Ogni mito è destinato al declino. Già nel Supplemento al viaggio di Bougainville di Diderot (1774) il dialogo tra un Tahitiano e un Francese fa a pezzi la società occidentale e i suoi costumi, e un anziano del luogo immagina profeticamente il momento in cui i mores europei (e cristiani) renderanno schiavi gli indigeni, privandoli di arti, abitudini, libertà – un processo già in atto quando nel 1847 Herman Melville narrerà nel romanzo Omoo la sua detenzione per ammutinamento nelle carceri di Papeete. “I nostri missionari hanno importato molta ipocrisia ed eliminato in parte la poesia” scrive Paul Gauguin arrivando nel 1891 a Papeete nei giorni in cui muore l’ultimo sovrano indigeno Pomaré V, e l’amministrazione passa del tutto in mano francese: in cerca di autenticità e di una compagna tredicenne, il pittore – che per i cinefili dal 2017 ha le fattezze di Vincent Cassel – scappa dunque nei villaggi dell’interno, a immaginare le Parole del diavolo (1892, Washington, Nat. Gallery) e a chiedersi Da dove veniamo? Chi siamo? Dove andiamo? (1898; Boston, Mus. of Fine Arts).
“Tahiti è uno dei posti più belli del mondo, abitato da ladri, mariuoli e mentitori” annota Jack London nel 1911 (La crociera dello Snark). In parte stregato da Gauguin (le biografie di Maugham e Vargas Llosa), in parte vittima dei sensi di colpa coloniali (che non impediranno a Marlon Brando di acquistare un atollo, e di cederne un altro all’amico Michael Jackson), il Novecento sarà impietoso nel rappresentarne il lato oscuro: la rovina di una società pagana al cospetto degli Europei (Victor Segalen, Le isole dei senza memoria, 1907), i turisti naïf in cerca di ridicole palingenesi (Georges Simenon, Turista da banane, 1937), i mestatori pronti a creare una Disneyland esotica (Romain Gary, La testa colpevole, 1968).
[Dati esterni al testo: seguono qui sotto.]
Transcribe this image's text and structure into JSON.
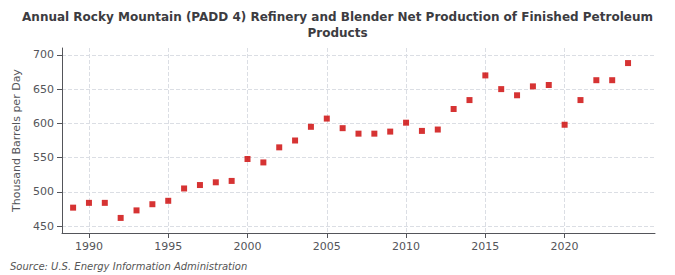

Tanto più prezioso il recente contributo degli autori indigeni, come Chantal Spitz che descrive in uno stile quasi “orale” L’isola dei sogni spezzati (1991): un’isola sfruttata, poco scolarizzata, e squassata dagli esperimenti nucleari francesi iniziati nel 1963 – le breaking news da Papeete nel 1995 mostravano le furiose rivolte dei locali contro le bombe e i funghi di Chirac a Mururoa.